Zuweilen sah die vorerwähnte Frau Brigitta nicht allein im Geiste, sondern mit ihren seligen, leiblichen Augen den Herrn Jesum Christum und die Jungfrau, seine Mutter, namentlich am Ende ihres Lebens, wie unten erhellen wird. Sie selber bezeugte dieses ihrer Tochter und ihren geistlichen Vätern. Meistenteils aber sah sie niemand, hörte vielmehr nur die Stimme des Sohnes Gottes oder der Jungfrau, seiner Mutter, oder irgend eines Engels oder Heiligen, welcher zum Nutzen der Nächsten, zur Ordnung des christlichen Lebens, zur Bekehrung der Heiden und zu Offenbarungen von Geheimnissen wunderbare Worte zu ihr redete, wie aus allen zuvor angeführten Büchern erhellt, deren größerer Teil also anfängt: Der Sohn redete, oder: Die Mutter redete zur Braut u. s. w. Zuweilen wurden ihr auf diese Weise viele zukünftige Dinge vorhergesagt, und über die Zukunft Prophezeiungen gemacht, auch andere Dinge, welche keine Prophezeiungen waren, durch dunkle Worte mitgeteilt, deren Bedeutung sie selber nicht wußte, sowie, ob dieselben wörtlich oder bildlich, geistlich oder auf welche Weise zu verstehen seien. Sie selbst verstand solche Worte häufig wörtlich, wie der selige Franziskus that, während doch Christus oder seine Mutter, wenn sie redeten, ihre Worte geistlicherweise verstanden wissen wollten. Solches erhellt auch aus dem XV. und LXXV. Kapitel des vierten himmlischen Buches und LXXV. Kapitel des gegenwärtigen Buches 305 des himmlischen Kaisers an die Könige, und aus vielen anderen, in den gedachten Büchern enthaltenen Kapiteln. Zuweilen wurden mit ihr auf solche Weise auf göttliche Art deutliche Worte geredet, deren Wahrheit und Bedeutung ihr dann klärlich dargelegt und eröffnet ward, wie in vielen Kapiteln des himmlischen Buches enthalten ist. Siehe hierüber auch das XLVIII. Kapitel des unten folgenden Buches am Anfange. Wisse jedoch, wie ich Unwürdiger oft aus ihrem Munde vernommen, daß sie in allen obgedachten Weisen der Gesichte die höchste Süßigkeit der Liebe Gottes und unaussprechlichen göttlichen Trostes in ihrer Seele und ihrem Herzen dergestalt empfand, daß sie es mir durchaus nicht anders, als mit Seufzern und unter Thränen erzählen konnte.
Kapitel V.
Prüfung nach der heiligen Schrift, unter welcher Gestalt von Gesichten die Gesichte dieses Buches und andere der seligen Brigitta geoffenbarte enthalten sind.

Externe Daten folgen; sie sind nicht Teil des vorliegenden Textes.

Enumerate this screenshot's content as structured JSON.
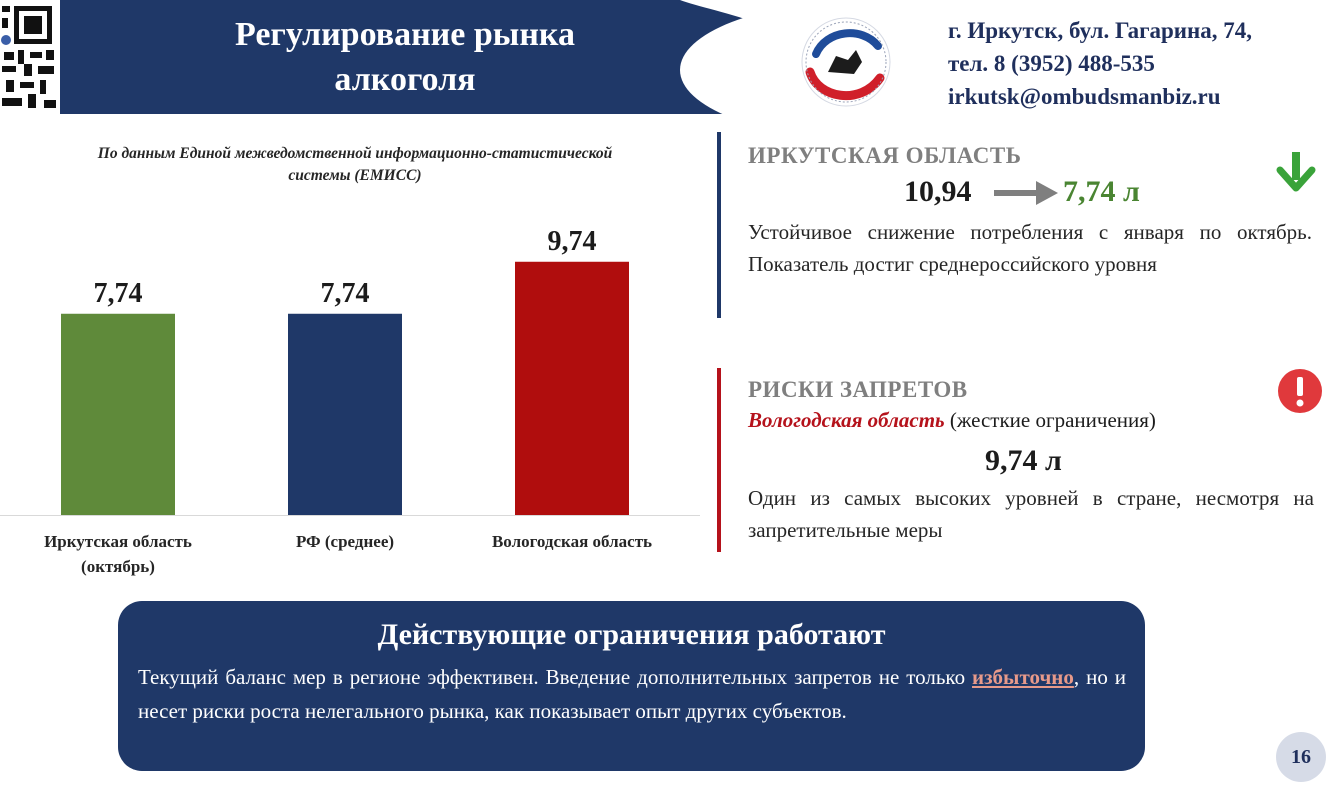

Nachdem ich den Zweifelnden bereits über die Beschaffenheit und die Tugenden der Person der vorgedachten seligsten Frau Brigitta, nach vielen oben angezogenen Kapiteln, sowie über die verschiedenen Arten, wie die gedachte Frau die Gesichte und Offenbarungen des gegenwärtigen und der übrigen Bücher sah, hörte und empfand, wie aus obigem erhellt, zuverlässigen Bericht erstattet, würde noch übrig bleiben, über die Beschaffenheit der Materie der Gesichte und Offenbarungen selber eine Betrachtung anzustellen. Weil ich dies aber oben berührt habe, und es unten noch berührt werden wird, auch aus der vorliegenden Materie dieses Buches und anderer ihrer Bücher sich klärlich ergiebt, so will ich mich dabei nicht länger aufhalten. Dagegen bleibt mir noch übrig, zu untersuchen und aus der Schrift und den Aussprüchen der heiligen Doktoren zu beweisen, unter welcher Gestalt von Gesichten insgemein die vorbemeldeten Visionen und Offenbarungen enthalten sind.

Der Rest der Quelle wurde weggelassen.